Cornwell’s latest account of Sharpe’s adventures and fights is Sharpe’s Trafalgar. On his way from India to England to join the Green Jackets, a new regiment, Sharpe sails aboard the Calliope, a merchant ship. Here he becomes involved with Lady Grace Hale, gives over his purse of gems to the ship’s captain for safekeeping, and is then taken captive along with the rest of the ship’s crew by a French warship. When the captain and several passengers board the French warship, Sharpe quickly realizes that the captain has stolen his gems and that the passengers are French spies whom the captain was assisting. When the Calliope is recaptured by the British, a feat accomplished with Sharpe’s help, both Sharpe and the British pursue the French warship. Their long hunt ends when they join Admiral Nelson and the British fleet at Trafalgar.

Readers who don’t care for this genre of book, or who don’t care for series books at all, will probably not warm to Richard Sharpe. My own liking for a series book depends entirely on whether I connect with the central character - John D. MacDonald’s Travis McGee, James Lee Burke’s Dave Robicheaux, and Lawrence Block’s Matt Scudder, all detective novels, are three of my favorites. Several years ago, I added Richard Sharpe to the list. His character doesn’t change much from book to book - he is consistently brave, contemptuous of falsity and facade, and yet brutal enough to seem a realistic soldier of his time and place. He loses friends to battle, but always comes out alive himself; he romances beautiful women (actually, they often romance him); he has a good heart.

Such continuity of character may annoy some readers, but the rest of us who enjoy series books come to them not for change, but for comfort and continuity. We want excitement and entertainment, yes, but we also want the feeling that all will turn out well in the end. It’s much like watching a detective series on television; we want car chases, gun play, and quick romance, but we want the good guys to win and the world to be set right before the evening is over. We want, in short, to be entertained.

What will attract the reader seeking entertainment to the Sharpe books, other than the character himself, is Cornwell’s knowledge of the British society, particularly military society, at this time. In Sharpe’s Trafalgar, for example, Cornwell shows us that the British navy at this point in time was a little less hidebound in tradition than the army. This looser approach to advancement makes sense, for a captain of a ship, faced with problems of weather and navigation, cannot get away with his ignorance or incompetence for nearly so long as a captain of army troops. In his descriptions of naval fighting, Cornwell reveals to us how such battles must have looked through the eyes of a sailor or a marine; he is particularly adept in his account of the fighting by the marines.
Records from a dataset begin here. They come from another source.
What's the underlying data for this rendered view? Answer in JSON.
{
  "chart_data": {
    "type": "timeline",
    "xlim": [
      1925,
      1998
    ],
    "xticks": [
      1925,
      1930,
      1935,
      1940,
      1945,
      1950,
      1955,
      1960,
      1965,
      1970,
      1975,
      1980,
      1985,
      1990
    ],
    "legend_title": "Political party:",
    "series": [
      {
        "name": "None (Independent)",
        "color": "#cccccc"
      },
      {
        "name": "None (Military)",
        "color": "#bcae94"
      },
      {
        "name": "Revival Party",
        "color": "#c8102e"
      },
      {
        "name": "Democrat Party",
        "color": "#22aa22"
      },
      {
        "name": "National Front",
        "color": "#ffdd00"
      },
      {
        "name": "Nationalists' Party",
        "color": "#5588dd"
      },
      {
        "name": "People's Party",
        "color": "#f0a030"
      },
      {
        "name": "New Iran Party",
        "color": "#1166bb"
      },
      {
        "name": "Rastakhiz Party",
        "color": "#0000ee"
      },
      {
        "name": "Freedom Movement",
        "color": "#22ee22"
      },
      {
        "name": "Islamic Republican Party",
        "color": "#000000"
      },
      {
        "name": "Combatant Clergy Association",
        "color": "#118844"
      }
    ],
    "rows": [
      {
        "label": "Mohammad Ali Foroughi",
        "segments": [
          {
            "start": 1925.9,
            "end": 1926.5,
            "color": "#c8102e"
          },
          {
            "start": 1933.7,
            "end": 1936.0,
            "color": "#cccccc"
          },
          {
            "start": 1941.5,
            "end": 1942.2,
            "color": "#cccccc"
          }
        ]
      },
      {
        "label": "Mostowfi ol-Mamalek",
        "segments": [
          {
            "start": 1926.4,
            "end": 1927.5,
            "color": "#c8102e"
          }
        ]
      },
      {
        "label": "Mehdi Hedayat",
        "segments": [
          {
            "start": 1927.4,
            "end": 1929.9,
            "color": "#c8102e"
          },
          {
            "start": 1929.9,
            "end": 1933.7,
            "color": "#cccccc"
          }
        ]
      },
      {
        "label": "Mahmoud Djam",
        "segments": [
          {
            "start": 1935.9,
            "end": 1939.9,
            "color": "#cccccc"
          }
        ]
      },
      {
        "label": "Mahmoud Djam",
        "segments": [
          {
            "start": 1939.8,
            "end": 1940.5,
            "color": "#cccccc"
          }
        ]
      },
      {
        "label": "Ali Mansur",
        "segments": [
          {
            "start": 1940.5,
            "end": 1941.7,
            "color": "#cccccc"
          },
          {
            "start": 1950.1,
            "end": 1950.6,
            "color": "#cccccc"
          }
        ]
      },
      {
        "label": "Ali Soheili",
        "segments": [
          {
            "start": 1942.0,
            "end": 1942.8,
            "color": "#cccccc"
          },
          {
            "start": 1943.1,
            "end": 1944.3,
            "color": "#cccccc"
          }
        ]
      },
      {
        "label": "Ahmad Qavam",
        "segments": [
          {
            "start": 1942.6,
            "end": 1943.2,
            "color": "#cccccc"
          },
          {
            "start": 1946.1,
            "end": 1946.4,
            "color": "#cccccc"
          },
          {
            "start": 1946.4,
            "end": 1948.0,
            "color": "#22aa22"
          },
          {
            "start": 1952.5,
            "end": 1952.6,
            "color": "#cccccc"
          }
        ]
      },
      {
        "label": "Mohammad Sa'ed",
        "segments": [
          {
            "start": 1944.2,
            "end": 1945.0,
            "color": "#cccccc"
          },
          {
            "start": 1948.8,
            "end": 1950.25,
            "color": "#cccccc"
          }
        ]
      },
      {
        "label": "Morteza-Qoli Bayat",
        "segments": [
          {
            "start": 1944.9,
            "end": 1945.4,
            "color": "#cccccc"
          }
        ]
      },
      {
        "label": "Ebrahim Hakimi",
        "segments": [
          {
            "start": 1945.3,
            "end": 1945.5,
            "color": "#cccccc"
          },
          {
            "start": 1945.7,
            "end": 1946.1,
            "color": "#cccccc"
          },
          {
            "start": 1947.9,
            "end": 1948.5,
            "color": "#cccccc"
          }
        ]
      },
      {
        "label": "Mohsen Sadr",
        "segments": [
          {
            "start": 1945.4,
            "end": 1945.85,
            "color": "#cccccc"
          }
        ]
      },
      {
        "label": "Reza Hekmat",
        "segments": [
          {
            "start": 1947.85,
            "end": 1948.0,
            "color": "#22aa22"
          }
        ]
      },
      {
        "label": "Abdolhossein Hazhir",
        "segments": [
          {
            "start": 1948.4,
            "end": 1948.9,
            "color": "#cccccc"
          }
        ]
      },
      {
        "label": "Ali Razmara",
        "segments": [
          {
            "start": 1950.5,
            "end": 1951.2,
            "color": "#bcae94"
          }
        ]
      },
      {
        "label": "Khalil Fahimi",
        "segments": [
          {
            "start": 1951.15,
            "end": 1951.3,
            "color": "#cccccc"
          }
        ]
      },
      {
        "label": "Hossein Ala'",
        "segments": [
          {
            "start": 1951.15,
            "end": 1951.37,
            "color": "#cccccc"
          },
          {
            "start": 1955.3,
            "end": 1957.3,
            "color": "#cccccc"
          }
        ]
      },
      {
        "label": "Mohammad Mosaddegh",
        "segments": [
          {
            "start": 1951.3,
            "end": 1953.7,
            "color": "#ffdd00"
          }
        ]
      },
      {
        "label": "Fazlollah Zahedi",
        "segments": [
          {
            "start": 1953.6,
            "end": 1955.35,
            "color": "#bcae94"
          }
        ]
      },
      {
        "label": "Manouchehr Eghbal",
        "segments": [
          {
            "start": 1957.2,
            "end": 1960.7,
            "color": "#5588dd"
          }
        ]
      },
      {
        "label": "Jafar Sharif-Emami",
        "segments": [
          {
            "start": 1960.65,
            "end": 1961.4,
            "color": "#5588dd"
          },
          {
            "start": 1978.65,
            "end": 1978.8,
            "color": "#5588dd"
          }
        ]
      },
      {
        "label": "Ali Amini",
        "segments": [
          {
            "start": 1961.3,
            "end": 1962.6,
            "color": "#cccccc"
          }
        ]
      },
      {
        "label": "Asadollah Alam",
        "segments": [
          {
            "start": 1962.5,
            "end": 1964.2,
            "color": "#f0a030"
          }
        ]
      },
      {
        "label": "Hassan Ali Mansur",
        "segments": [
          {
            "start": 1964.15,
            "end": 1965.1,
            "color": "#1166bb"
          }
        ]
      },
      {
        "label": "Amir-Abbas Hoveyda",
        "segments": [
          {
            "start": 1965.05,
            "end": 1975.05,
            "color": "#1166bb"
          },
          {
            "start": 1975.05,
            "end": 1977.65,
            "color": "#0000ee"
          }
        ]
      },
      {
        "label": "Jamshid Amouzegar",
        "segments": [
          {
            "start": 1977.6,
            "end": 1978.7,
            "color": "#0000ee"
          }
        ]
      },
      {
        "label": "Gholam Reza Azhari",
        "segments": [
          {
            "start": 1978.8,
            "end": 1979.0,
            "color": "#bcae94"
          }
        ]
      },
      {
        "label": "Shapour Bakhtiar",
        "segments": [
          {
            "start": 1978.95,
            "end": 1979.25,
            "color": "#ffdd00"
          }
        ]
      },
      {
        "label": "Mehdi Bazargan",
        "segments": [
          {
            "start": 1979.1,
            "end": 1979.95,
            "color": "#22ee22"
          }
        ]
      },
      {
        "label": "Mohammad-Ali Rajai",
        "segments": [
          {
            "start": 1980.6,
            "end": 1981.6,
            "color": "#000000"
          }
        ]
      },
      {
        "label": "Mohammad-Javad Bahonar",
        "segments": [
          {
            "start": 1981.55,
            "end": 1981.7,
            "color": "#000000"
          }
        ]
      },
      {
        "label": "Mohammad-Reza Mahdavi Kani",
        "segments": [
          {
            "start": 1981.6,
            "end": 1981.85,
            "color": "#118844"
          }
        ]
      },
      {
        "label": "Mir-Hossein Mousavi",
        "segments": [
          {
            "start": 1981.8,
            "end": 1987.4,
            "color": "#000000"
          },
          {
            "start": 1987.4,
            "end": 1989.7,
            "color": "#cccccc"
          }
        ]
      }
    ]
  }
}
My one quarrel with Sharpe’s Trafalgar is Sharpe’s love affair with Lady Grace Hale. To conduct such an affair on a ship without being directly apprehended seems to me a near-impossible feat; the crowded quarters and constant movement of people certainly make it unlikely. Moreover, it might be nice for Sharpe just once to conduct an affair with someone from his own class. In the books that I’ve read, his lovers are all upper class ladies who find him, as Lady Grace says, “intriguing.”

One excellent way to begin your acquaintance with Richard Sharpe and the times that Cornwall depicts through him is to watch the Sharpe videos from your public library. Made originally for British television, with Sean Bean starring as Sharpe, this excellent series will whet your appetite for the books.
Book or movie - take your pick. Either way, I think you’ll have some fun and learn something in the bargain.

(Jeff Minick owns Saints and Scholars bookstore on Main Street in Waynesville.)